As it goes with windscreens and crashes, we finally both cracked them when dropping the bike. While we were concerned about wind protection at first, we now got used to riding without it and wouldn’t consider these as an essential add-on anymore. After all, they come in at a pretty hefty price!
We know there is the everlasting discussion about soft vs hard luggage. Having the comfort of securely locking the panniers and being able to leave the bikes without having to worry too much, gave us peace of mind. I think soft luggage might be a little too inviting for the poor people here in Africa. The panniers carried all our stuff, including laptops and electronics, safely. After a few crashes, the panniers are dented, but still fully functional and water tight.
There is no standard pannier rack available for the Huskies, but Piet from Touratech Belgium was so kind to modify 2 KTM 690 enduro racks for us and they held up just fine so far. There isn’t a lot of difference between the KTM and the Husky, but the bolts on the rear subframe are located slightly different. A bit of welding and powdercoating it all in the right color, worked miracles!
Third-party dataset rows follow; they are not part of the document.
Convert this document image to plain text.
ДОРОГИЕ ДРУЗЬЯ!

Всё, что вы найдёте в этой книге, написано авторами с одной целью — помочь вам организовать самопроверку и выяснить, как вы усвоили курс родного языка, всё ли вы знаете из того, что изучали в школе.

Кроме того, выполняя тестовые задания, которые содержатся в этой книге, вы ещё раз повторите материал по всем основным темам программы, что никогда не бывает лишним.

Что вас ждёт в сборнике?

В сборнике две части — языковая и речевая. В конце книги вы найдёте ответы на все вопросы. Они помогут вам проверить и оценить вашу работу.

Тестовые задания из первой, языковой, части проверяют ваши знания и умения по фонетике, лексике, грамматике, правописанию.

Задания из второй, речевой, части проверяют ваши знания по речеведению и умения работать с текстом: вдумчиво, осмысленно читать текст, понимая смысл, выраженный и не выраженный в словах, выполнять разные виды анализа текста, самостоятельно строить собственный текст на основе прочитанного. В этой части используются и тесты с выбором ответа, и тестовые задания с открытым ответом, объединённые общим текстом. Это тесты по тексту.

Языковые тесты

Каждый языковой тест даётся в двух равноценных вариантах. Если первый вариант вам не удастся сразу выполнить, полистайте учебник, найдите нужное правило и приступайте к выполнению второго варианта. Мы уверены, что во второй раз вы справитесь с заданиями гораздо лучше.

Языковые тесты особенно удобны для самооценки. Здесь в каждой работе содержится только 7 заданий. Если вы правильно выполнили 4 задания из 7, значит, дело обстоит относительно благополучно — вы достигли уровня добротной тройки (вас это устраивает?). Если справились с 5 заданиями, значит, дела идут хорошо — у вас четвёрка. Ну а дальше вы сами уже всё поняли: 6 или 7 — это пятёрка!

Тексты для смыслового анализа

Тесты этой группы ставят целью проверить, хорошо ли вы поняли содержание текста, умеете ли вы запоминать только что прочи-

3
Tyres on long distance trips are always a compromise. Sure we prefer riding knobblies in the dirt, but they don’t last long enough. I once left with reputably very long lasting Michelin Desert on a trip to Namibia, and it was toast after 4500 kms. TKC80’s lasted about 4kkms of mixed use and are pretty prone to punctures. These distances are just not enough on a trip like this. Remember tyres are very hard to find in Africa and shipping them costs. Read all about that here.
We opted for a set of Mefo Super Explorer tyres. They are a very good compromise on every surface: road, gravel, sand, mud. Sure, there are tyres that handle each single one of these surfaces better, but we have yet to see a better, extremely long lasting, all-rounder. When taking the limitations of the tyres into account, they are just bloody fantastic. They will take you to the remotest of places and are extremely puncture resistant. 2 flats for both bikes over a 20kkm distance seems pretty hard to believe!
We swapped the tyres at 11 kkm and 21 kkm and they had still profile left for another 3-4 kkm
We have been riding most of our trips over the last few years with a Garmin GPSMAP 6x series device and were extremely pleased with them. They are very multifunctional and are real allrounders. Watertight, shock resistant, fits in your pocket, works on batteries, extremely reliable and extremely feature rich. Whether you mount it on the handlebars, go for a hike or take it on a bout: it is just bomb proof! Working from 2 AA cell batteries gives you plenty of options even in the most remotest of locations. They nicely go with all the other AA battery electronics we have. Furthermore, they do charge straight from the bike. The lockable cradle is from Touratech.
17 kkm: the charging cable on the bike gave up. Wez are now charging the batteries separately. Not a major issue.